Una grave mancanza riguarda poi la salute dei lavoratori, con il «mancato recepimento della direttiva Ue, del Parlamento europeo e del Consiglio, sulla protezione dei lavoratori contro i rischi derivanti da un’esposizione ad agenti cancerogeni o mutageni durante il lavoro». Sul taccuino di Bruxelles è finito anche l’eccesso di precariato nel settore pubblico. Un problema che riguarda, tra le tante categorie, il personale sanitario, gli insegnanti, i volontari dei Vigili del Fuoco e i lavoratori agricoli.

L’elenco è davvero interminabile, contando 91 procedure. Così nella lista c’è il mancato adeguamento alle normative sulla «protezione degli animali utilizzati a fini scientifici». Un altro argomento di grande attualità è quello della sicurezza stradale con il «mancato adeguamento dei livelli di sicurezza delle gallerie italiane». Si parla nello specifico della direttiva che concerne «i requisiti minimi di sicurezza per le gallerie della rete stradale transeuropea». Nel calderone ci sono anche i diritti dei consumatori, visto che l’Italia non ha adottato le «regole comuni in materia di compensazione e assistenza ai passeggeri in caso di negato imbarco, di cancellazione del volo o di ritardo prolungato».

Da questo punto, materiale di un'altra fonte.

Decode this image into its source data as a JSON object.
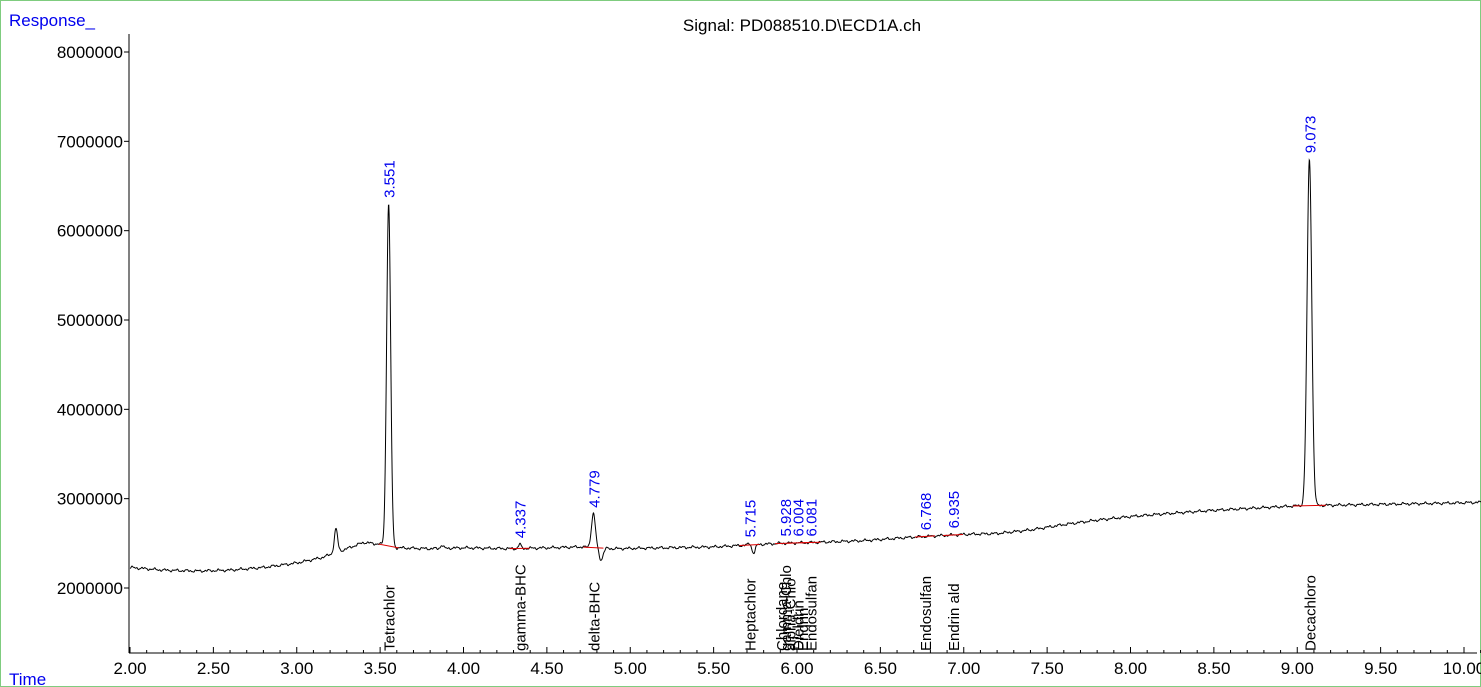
{
  "header": {
    "y_axis_name": "Response_",
    "x_axis_name": "Time",
    "signal_title": "Signal: PD088510.D\\ECD1A.ch"
  },
  "colors": {
    "axis_label_blue": "#0000ee",
    "frame_green": "#7fcc7f",
    "trace": "#000000",
    "baseline_marks": "#dd0000"
  },
  "chart_data": {
    "type": "line",
    "title": "Signal: PD088510.D\\ECD1A.ch",
    "xlabel": "Time",
    "ylabel": "Response_",
    "xlim": [
      2.0,
      10.12
    ],
    "ylim": [
      1320000,
      8350000
    ],
    "x_ticks": [
      {
        "v": 2.0,
        "t": "2.00"
      },
      {
        "v": 2.5,
        "t": "2.50"
      },
      {
        "v": 3.0,
        "t": "3.00"
      },
      {
        "v": 3.5,
        "t": "3.50"
      },
      {
        "v": 4.0,
        "t": "4.00"
      },
      {
        "v": 4.5,
        "t": "4.50"
      },
      {
        "v": 5.0,
        "t": "5.00"
      },
      {
        "v": 5.5,
        "t": "5.50"
      },
      {
        "v": 6.0,
        "t": "6.00"
      },
      {
        "v": 6.5,
        "t": "6.50"
      },
      {
        "v": 7.0,
        "t": "7.00"
      },
      {
        "v": 7.5,
        "t": "7.50"
      },
      {
        "v": 8.0,
        "t": "8.00"
      },
      {
        "v": 8.5,
        "t": "8.50"
      },
      {
        "v": 9.0,
        "t": "9.00"
      },
      {
        "v": 9.5,
        "t": "9.50"
      },
      {
        "v": 10.0,
        "t": "10.00"
      }
    ],
    "y_ticks": [
      {
        "v": 2000000,
        "t": "2000000"
      },
      {
        "v": 3000000,
        "t": "3000000"
      },
      {
        "v": 4000000,
        "t": "4000000"
      },
      {
        "v": 5000000,
        "t": "5000000"
      },
      {
        "v": 6000000,
        "t": "6000000"
      },
      {
        "v": 7000000,
        "t": "7000000"
      },
      {
        "v": 8000000,
        "t": "8000000"
      }
    ],
    "baseline": {
      "x": [
        2.0,
        2.2,
        2.4,
        2.6,
        2.8,
        3.0,
        3.15,
        3.3,
        3.4,
        3.5,
        3.6,
        3.8,
        4.0,
        4.3,
        4.5,
        4.7,
        4.9,
        5.2,
        5.5,
        5.7,
        5.9,
        6.1,
        6.4,
        6.7,
        7.0,
        7.2,
        7.4,
        7.6,
        7.8,
        8.0,
        8.2,
        8.5,
        8.8,
        9.0,
        9.3,
        9.6,
        9.9,
        10.12
      ],
      "y": [
        2230000,
        2200000,
        2190000,
        2200000,
        2230000,
        2280000,
        2340000,
        2440000,
        2510000,
        2490000,
        2450000,
        2440000,
        2450000,
        2440000,
        2450000,
        2460000,
        2440000,
        2450000,
        2460000,
        2480000,
        2500000,
        2510000,
        2530000,
        2570000,
        2600000,
        2610000,
        2650000,
        2710000,
        2760000,
        2800000,
        2830000,
        2870000,
        2900000,
        2920000,
        2930000,
        2940000,
        2950000,
        2960000
      ]
    },
    "peaks": [
      {
        "rt": 3.235,
        "height": 2660000,
        "width": 0.01
      },
      {
        "rt": 3.551,
        "height": 6300000,
        "width": 0.012
      },
      {
        "rt": 3.87,
        "height": 2480000,
        "width": 0.008
      },
      {
        "rt": 4.337,
        "height": 2490000,
        "width": 0.008
      },
      {
        "rt": 4.779,
        "height": 2830000,
        "width": 0.012
      },
      {
        "rt": 5.715,
        "height": 2500000,
        "width": 0.008
      },
      {
        "rt": 9.073,
        "height": 6800000,
        "width": 0.014
      }
    ],
    "dips": [
      {
        "rt": 4.825,
        "depth": 130000,
        "width": 0.012
      },
      {
        "rt": 5.74,
        "depth": 90000,
        "width": 0.01
      }
    ],
    "peak_labels": [
      {
        "rt": 3.551,
        "text": "3.551",
        "height": 6300000
      },
      {
        "rt": 4.337,
        "text": "4.337",
        "height": 2490000
      },
      {
        "rt": 4.779,
        "text": "4.779",
        "height": 2830000
      },
      {
        "rt": 5.715,
        "text": "5.715",
        "height": 2500000
      },
      {
        "rt": 5.928,
        "text": "5.928",
        "height": 2510000
      },
      {
        "rt": 6.004,
        "text": "6.004",
        "height": 2510000
      },
      {
        "rt": 6.081,
        "text": "6.081",
        "height": 2510000
      },
      {
        "rt": 6.768,
        "text": "6.768",
        "height": 2580000
      },
      {
        "rt": 6.935,
        "text": "6.935",
        "height": 2600000
      },
      {
        "rt": 9.073,
        "text": "9.073",
        "height": 6800000
      }
    ],
    "compound_labels": [
      {
        "rt": 3.551,
        "text": "Tetrachlor"
      },
      {
        "rt": 4.337,
        "text": "gamma-BHC"
      },
      {
        "rt": 4.779,
        "text": "delta-BHC"
      },
      {
        "rt": 5.715,
        "text": "Heptachlor"
      },
      {
        "rt": 5.905,
        "text": "Chlordane"
      },
      {
        "rt": 5.928,
        "text": "gamma-Chlo"
      },
      {
        "rt": 5.955,
        "text": "alpha-Chlo"
      },
      {
        "rt": 6.004,
        "text": "Dieldrin"
      },
      {
        "rt": 6.03,
        "text": "Endrin"
      },
      {
        "rt": 6.081,
        "text": "Endosulfan"
      },
      {
        "rt": 6.768,
        "text": "Endosulfan"
      },
      {
        "rt": 6.935,
        "text": "Endrin ald"
      },
      {
        "rt": 9.073,
        "text": "Decachloro"
      }
    ],
    "grid": false,
    "legend": "none"
  }
}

«Il problema c’è. Le procedure aumentano», ammette con onestà intellettuale Massimo Condinanzi, il docente a cui Amendola ha affidato la struttura di missione sulle procedure di infrazione. «I motivi sono tre. Prima di tutto» spiega a Panorama Condinanzi «un approccio più rigoroso della commissione Von der Leyen rispetto alla precedente. Poi è venuto meno lo strumento di precontenzioso, che consentiva di chiudere i casi prima dell’apertura della procedura». E, infine, il docente ravvisa il problema nell’adozione in ritardo della legge di delegazione, avvenuta nell’ottobre 2019, spostando più in avanti l’eventuale soluzione di vari casi. «Con il ministro contiamo di ridurre di almeno quindici le procedure aperte entro fine anno», promette Condinanzi.

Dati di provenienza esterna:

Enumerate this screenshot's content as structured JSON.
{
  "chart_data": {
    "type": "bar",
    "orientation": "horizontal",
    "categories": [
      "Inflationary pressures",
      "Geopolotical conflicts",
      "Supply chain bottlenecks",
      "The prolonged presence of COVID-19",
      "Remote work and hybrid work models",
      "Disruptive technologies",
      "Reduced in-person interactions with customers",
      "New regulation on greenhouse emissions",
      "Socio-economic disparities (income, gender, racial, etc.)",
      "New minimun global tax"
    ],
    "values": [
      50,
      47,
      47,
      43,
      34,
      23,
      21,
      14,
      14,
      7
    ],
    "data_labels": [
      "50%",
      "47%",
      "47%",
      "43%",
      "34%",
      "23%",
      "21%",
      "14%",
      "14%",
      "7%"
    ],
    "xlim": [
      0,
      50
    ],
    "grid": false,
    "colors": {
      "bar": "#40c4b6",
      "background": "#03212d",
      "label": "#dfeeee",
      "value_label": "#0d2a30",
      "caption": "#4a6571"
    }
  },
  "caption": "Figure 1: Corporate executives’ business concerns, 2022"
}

Un dato è chiaro: non basta avere David Sassoli come presidente dell’Europarlamento, o Paolo Gentiloni come commissario agli Affari economici, né sventolare il vessillo dell’Unione europea per cavarsela con una pacca sulla spalla. I pretoriani dell’Ue, piaccia o meno, chiedono il rispetto delle regole. Il raffronto con gli altri Paesi è alquanto desolante. Se fosse un Europeo di calcio saremmo finalisti, sconfitti solo dalla Spagna, che ha sul groppone 98 procedure di infrazione.

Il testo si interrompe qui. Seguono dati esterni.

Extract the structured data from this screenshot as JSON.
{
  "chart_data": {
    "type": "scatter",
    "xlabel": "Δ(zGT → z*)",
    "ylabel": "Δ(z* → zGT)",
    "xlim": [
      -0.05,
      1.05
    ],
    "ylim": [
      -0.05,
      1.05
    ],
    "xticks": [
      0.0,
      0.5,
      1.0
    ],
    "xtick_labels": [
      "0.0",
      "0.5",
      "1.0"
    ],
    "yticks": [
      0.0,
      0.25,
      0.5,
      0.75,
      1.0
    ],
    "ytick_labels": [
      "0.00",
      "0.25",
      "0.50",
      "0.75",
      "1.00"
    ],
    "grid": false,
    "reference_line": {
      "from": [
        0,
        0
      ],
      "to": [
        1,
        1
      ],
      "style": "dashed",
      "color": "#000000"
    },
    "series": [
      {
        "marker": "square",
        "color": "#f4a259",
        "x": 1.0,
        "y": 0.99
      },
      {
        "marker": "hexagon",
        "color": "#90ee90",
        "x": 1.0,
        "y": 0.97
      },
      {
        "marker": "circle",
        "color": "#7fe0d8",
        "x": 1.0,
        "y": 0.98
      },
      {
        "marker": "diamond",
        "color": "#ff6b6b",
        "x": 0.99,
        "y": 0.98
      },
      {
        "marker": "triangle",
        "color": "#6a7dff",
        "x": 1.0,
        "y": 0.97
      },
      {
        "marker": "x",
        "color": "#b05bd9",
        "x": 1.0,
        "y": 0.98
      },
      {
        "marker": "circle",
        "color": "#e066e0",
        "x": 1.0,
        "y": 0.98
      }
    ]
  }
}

Ma la scalata italiana è andata avanti «poderosa», tanto per usare un aggettivo caro a Conte. Negli ultimi mesi l’Italia ha scavalcato la Grecia, che conta 90 procedure aperte e che fino a qualche settimana fa stava messa peggio. Poco più dietro, appena fuori dal podio, figura il Portogallo, a quota 89. Tra i Paesi più grandi, la Germania ha accumulato 78 procedure di infrazione. Un risultato non stellare per la locomotiva d’Europa. Mentre va molto meglio per la Francia, ferma a 61. La «frugale» Olanda del premier Mark Rutte ha meno della metà dei contenziosi pendenti rispetto all’Italia: è a quota 42. Su questo punto, di certo, L’Aja può impartire qualche lezione a Roma.